Special Report: A decade without justice for Ginny Crisler

Scott Crisler
Scott Crisler

ALBANY, GA (WALB) - It's been nearly a decade since a mother of three was killed by a hit and run driver in the parking lot of a Northwest Albany shopping center. The driver has never been caught.

The family of Ginny Crisler and the investigators who took over the case believe someone knows who that driver is, and it's past time to come forward.

For almost 10 years, haunting video of a car involved in a hit and run that killed a mother has begged one question: who is behind the wheel?

"I talked to mom every day.

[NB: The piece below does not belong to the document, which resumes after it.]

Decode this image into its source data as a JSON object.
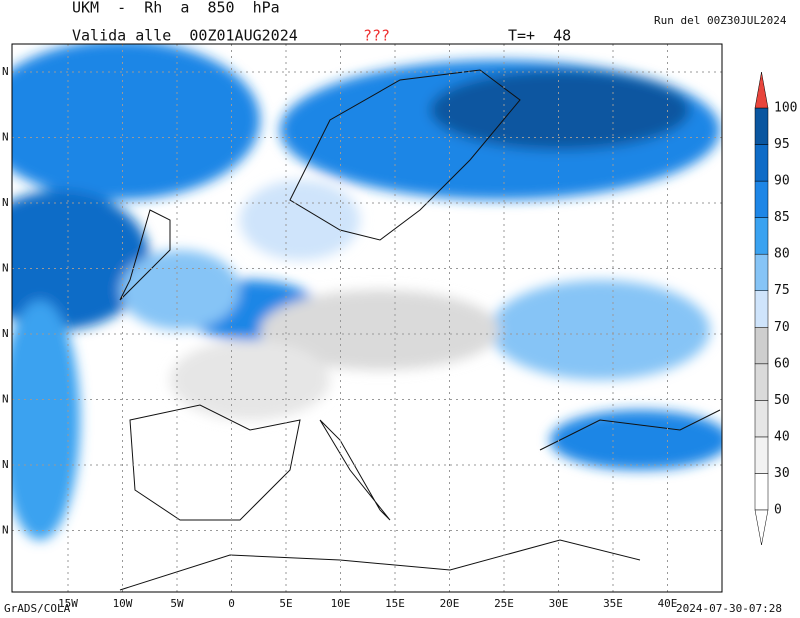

And one night it was ripped away from us," said Scott Crisler, about a night he will never forget.

December 14, 2004. His mom, 57-year-old Ginny Crisler was walking across the parking lot at Hunters Mills Shopping Center off Dawson Road.  A car ran over her, and then sped off.

"What I find so hard to forgive is they just left her laying there in the parking lot, like an animal on the side of the road. And that's what breaks my heart."

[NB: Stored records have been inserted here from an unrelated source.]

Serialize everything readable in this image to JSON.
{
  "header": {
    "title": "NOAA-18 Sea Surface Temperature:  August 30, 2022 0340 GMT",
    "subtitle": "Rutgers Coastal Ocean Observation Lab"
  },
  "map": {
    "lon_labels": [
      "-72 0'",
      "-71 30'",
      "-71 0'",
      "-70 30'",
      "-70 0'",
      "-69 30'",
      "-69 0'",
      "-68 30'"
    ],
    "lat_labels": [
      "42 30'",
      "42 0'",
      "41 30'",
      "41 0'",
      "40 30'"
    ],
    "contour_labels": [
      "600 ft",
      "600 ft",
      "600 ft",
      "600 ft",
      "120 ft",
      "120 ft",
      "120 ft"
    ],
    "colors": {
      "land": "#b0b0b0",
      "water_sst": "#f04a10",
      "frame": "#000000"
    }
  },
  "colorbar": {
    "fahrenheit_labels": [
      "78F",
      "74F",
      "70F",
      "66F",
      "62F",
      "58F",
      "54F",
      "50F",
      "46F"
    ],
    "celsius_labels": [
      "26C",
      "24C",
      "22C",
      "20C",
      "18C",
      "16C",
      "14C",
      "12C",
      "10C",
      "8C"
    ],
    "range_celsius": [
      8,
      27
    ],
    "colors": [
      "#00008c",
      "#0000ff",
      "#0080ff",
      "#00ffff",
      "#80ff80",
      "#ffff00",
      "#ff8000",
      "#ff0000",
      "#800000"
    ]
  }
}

GBI Special Agent Bryan Smith was with APD at the time, and was assigned the case months after it happened. The break came after he discovered surveillance video of the suspected hit and run vehicle captured at a liquor store across the street.

"I went to the Lighthouse liquor store, and through the investigation, we developed this video of a white Chevy Lumina pulling into the parking lot and then turning around and leaving."

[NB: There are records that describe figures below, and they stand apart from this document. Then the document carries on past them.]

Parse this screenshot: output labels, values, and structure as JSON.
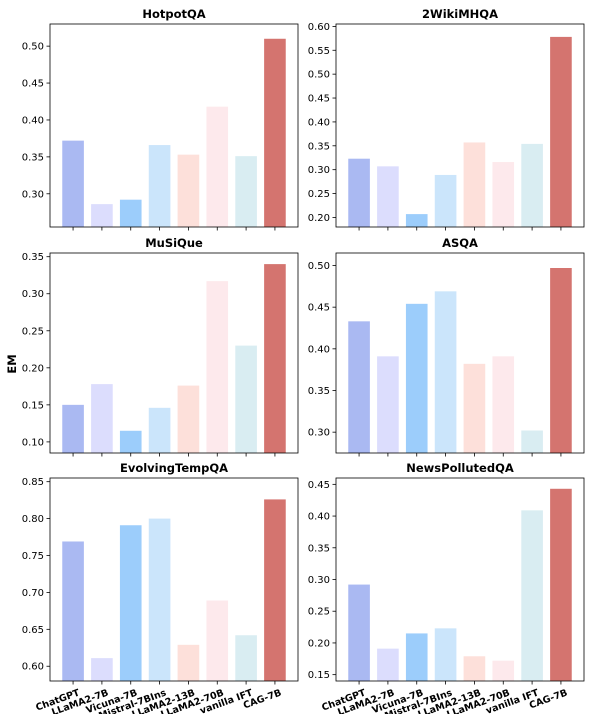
{
  "ylabel": "EM",
  "categories": [
    "ChatGPT",
    "LLaMA2-7B",
    "Vicuna-7B",
    "Mistral-7BIns",
    "LLaMA2-13B",
    "LLaMA2-70B",
    "vanilla IFT",
    "CAG-7B"
  ],
  "bar_colors": [
    "#aab9f2",
    "#dcddfd",
    "#9ccdfb",
    "#cbe5fb",
    "#fde0da",
    "#fde9ec",
    "#d9edf2",
    "#d4746f"
  ],
  "chart_data": [
    {
      "type": "bar",
      "title": "HotpotQA",
      "ylim": [
        0.255,
        0.53
      ],
      "ticks": [
        0.3,
        0.35,
        0.4,
        0.45,
        0.5
      ],
      "tick_labels": [
        "0.30",
        "0.35",
        "0.40",
        "0.45",
        "0.50"
      ],
      "values": [
        0.372,
        0.286,
        0.292,
        0.366,
        0.353,
        0.418,
        0.351,
        0.51
      ]
    },
    {
      "type": "bar",
      "title": "2WikiMHQA",
      "ylim": [
        0.18,
        0.605
      ],
      "ticks": [
        0.2,
        0.25,
        0.3,
        0.35,
        0.4,
        0.45,
        0.5,
        0.55,
        0.6
      ],
      "tick_labels": [
        "0.20",
        "0.25",
        "0.30",
        "0.35",
        "0.40",
        "0.45",
        "0.50",
        "0.55",
        "0.60"
      ],
      "values": [
        0.323,
        0.307,
        0.207,
        0.289,
        0.357,
        0.316,
        0.354,
        0.578
      ]
    },
    {
      "type": "bar",
      "title": "MuSiQue",
      "ylim": [
        0.085,
        0.355
      ],
      "ticks": [
        0.1,
        0.15,
        0.2,
        0.25,
        0.3,
        0.35
      ],
      "tick_labels": [
        "0.10",
        "0.15",
        "0.20",
        "0.25",
        "0.30",
        "0.35"
      ],
      "values": [
        0.15,
        0.178,
        0.115,
        0.146,
        0.176,
        0.317,
        0.23,
        0.34
      ]
    },
    {
      "type": "bar",
      "title": "ASQA",
      "ylim": [
        0.275,
        0.515
      ],
      "ticks": [
        0.3,
        0.35,
        0.4,
        0.45,
        0.5
      ],
      "tick_labels": [
        "0.30",
        "0.35",
        "0.40",
        "0.45",
        "0.50"
      ],
      "values": [
        0.433,
        0.391,
        0.454,
        0.469,
        0.382,
        0.391,
        0.302,
        0.497
      ]
    },
    {
      "type": "bar",
      "title": "EvolvingTempQA",
      "ylim": [
        0.58,
        0.855
      ],
      "ticks": [
        0.6,
        0.65,
        0.7,
        0.75,
        0.8,
        0.85
      ],
      "tick_labels": [
        "0.60",
        "0.65",
        "0.70",
        "0.75",
        "0.80",
        "0.85"
      ],
      "values": [
        0.769,
        0.611,
        0.791,
        0.8,
        0.629,
        0.689,
        0.642,
        0.826
      ]
    },
    {
      "type": "bar",
      "title": "NewsPollutedQA",
      "ylim": [
        0.14,
        0.46
      ],
      "ticks": [
        0.15,
        0.2,
        0.25,
        0.3,
        0.35,
        0.4,
        0.45
      ],
      "tick_labels": [
        "0.15",
        "0.20",
        "0.25",
        "0.30",
        "0.35",
        "0.40",
        "0.45"
      ],
      "values": [
        0.292,
        0.191,
        0.215,
        0.223,
        0.179,
        0.172,
        0.409,
        0.443
      ]
    }
  ]
}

One major roadblock in the case was the model of the car.   "That was a period of years where Chevrolet didn't change very much about the body style of the Lumina. So we weren't able, at the time, to narrow it, until we got the video enhanced."

It was narrowed down to a 1995 to 1999 model Chevrolet Lumina.

Nearly a decade later Dougherty District Attorney Greg Edwards says his office still receives tips.   "We believe that someone has the answer to it. And we're going to keep pursuing it until we find the answer. We feel very certain that with a couple of phone calls, this case could be solved, and this family could get to start that healing process of knowing they could move past this."

"Somebody knows who did this. They could break this case if they wanted to,"  said Crisler.

While an arrest won't bring Ginny Crisler back, her son was a message to those who know who killed her.   "What if this was your mom? If this happened to your mom wouldn't you want someone to step forward and give your family a little resolution to this?"

A $6,000 reward is still being offered for the information that will finally close a case that's gone unsolved for too long. That one tip that could bring justice in the death of Ginny Crisler.